In livestock sectors, continued innovations in feeding, breeding, genetics, animal health and management will drastically reduce the emission intensity of animal-sourced foods in middle to high income countries according to researchers at the University of Oxford. Agricultural experts have already successfully utilized supplementary feeds, developments in veterinary medicine, advanced breeding methods and reproductive technology.

 “A cow today in the U.S. produces about four times the amount of milk she did in the 1950s,” Van Eenennaam said. “And as a result, a glass of milk is a third of the environmental footprint it was of the 1950s.” 

Innovations in livestock production have also decreased the environmental footprint of beef and chicken production.

“We’re very good at what we do in terms of producing beef in the U.S.,” Werth said. “Over the last 50 years, we’ve kept the herd size the same, but increased production by 67%.”

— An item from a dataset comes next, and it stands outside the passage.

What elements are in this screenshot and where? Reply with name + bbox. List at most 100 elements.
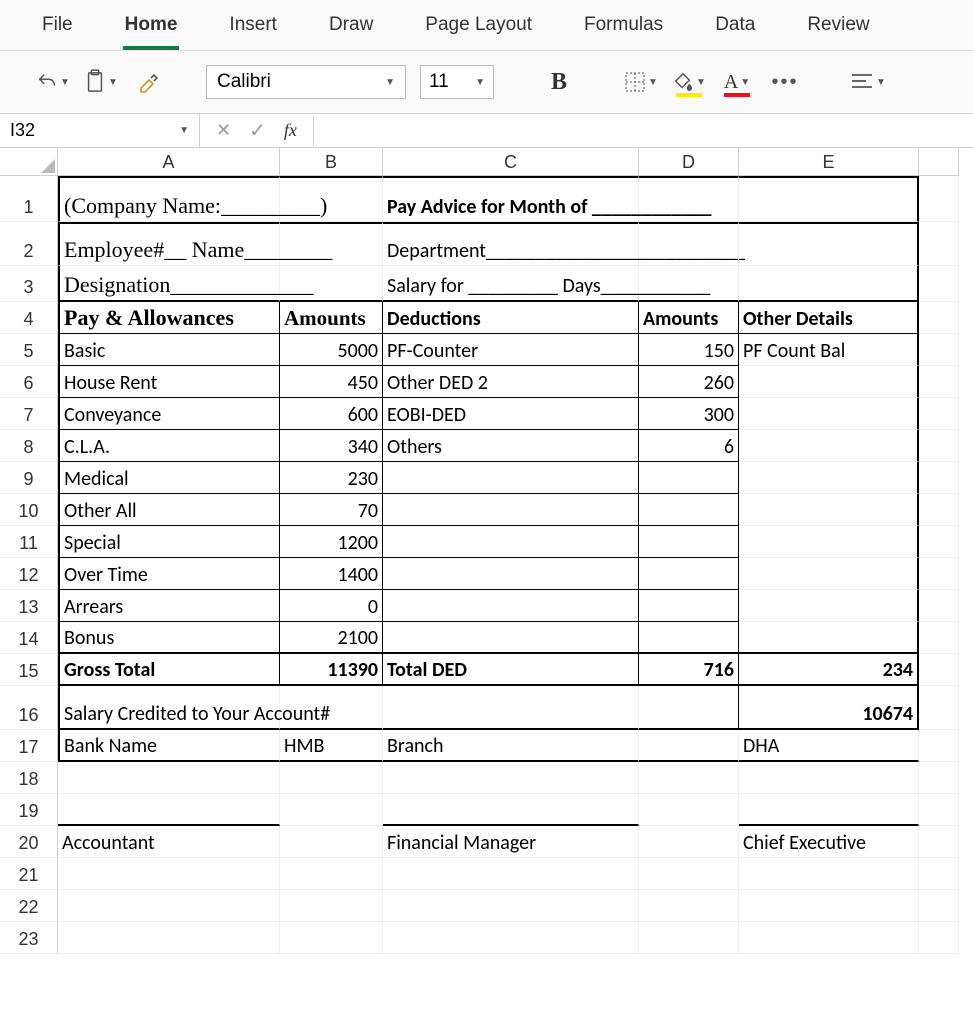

Furthermore, comfort is not compromised by a quest for efficiency; advancements are made with careful consideration for the animals within these systems.

“In order for these animals to be as productive as they are, we have to put a lot of time and care and love into how we’re producing them,” Werth said. “If an animal is being mistreated, if it doesn’t have the optimal nutrition and optimal feeds going into its diet, it’s not going to be as productive as it can be.”

By balancing ethical treatment with sustainability goals, Werth believes it can help feed a planet in a sustainable manner. When it comes to cattle production, Werth suggests we shift our framework from “How do we keep making these animals more efficient?” to “How do we actually minimize the emissions they’re producing?”

In applying this structure to global food systems, this will look like asking questions such as: “Where are these animals at? What’s the land like? What are the resources available to these ranchers and farmers whose livelihoods depend on cattle? Then, what can we use in that space to help these animals become the most efficient they can be?” Werth said. “If you can produce more with less, then you don’t need as many animals and you’re helping to improve sustainability in that way.”

When we acknowledge innovations in both animal agriculture and alternative meats as allies to sustainable efforts and health initiatives, science can more effectively guide policy to meet our goals, as advised by research conducted by the Public Health Agency of Canada. Proposed policy that sounds good on paper isn’t always beneficial in the long run, and data-driven science assists in identifying blind spots. 

 “It sounds really nice [for policymakers] to think, ‘Yeah, we’re using less pesticides and less fertilizers’, but then our food costs go up 50%. In these decisions, an entire part of the population now no longer has access to these higher quality health foods,” Werth said. “And that’s a choice that we have some power over in the way that we communicate the science behind it.” 

Written by: Victoria McJunkin — science@theaggie.org

Editor’s note: A previous version of this article mentioned Van Eenennaam and Samantha Werth conducted a series of Life Cycle Assessments rather than reviewed them. Beef production has increased by 67%, not 40%, in the last 50 years. In addition, a previous version of the article said that plant-based alternatives are nutritionally complete, which is not true. The article has been updated to correct these errors.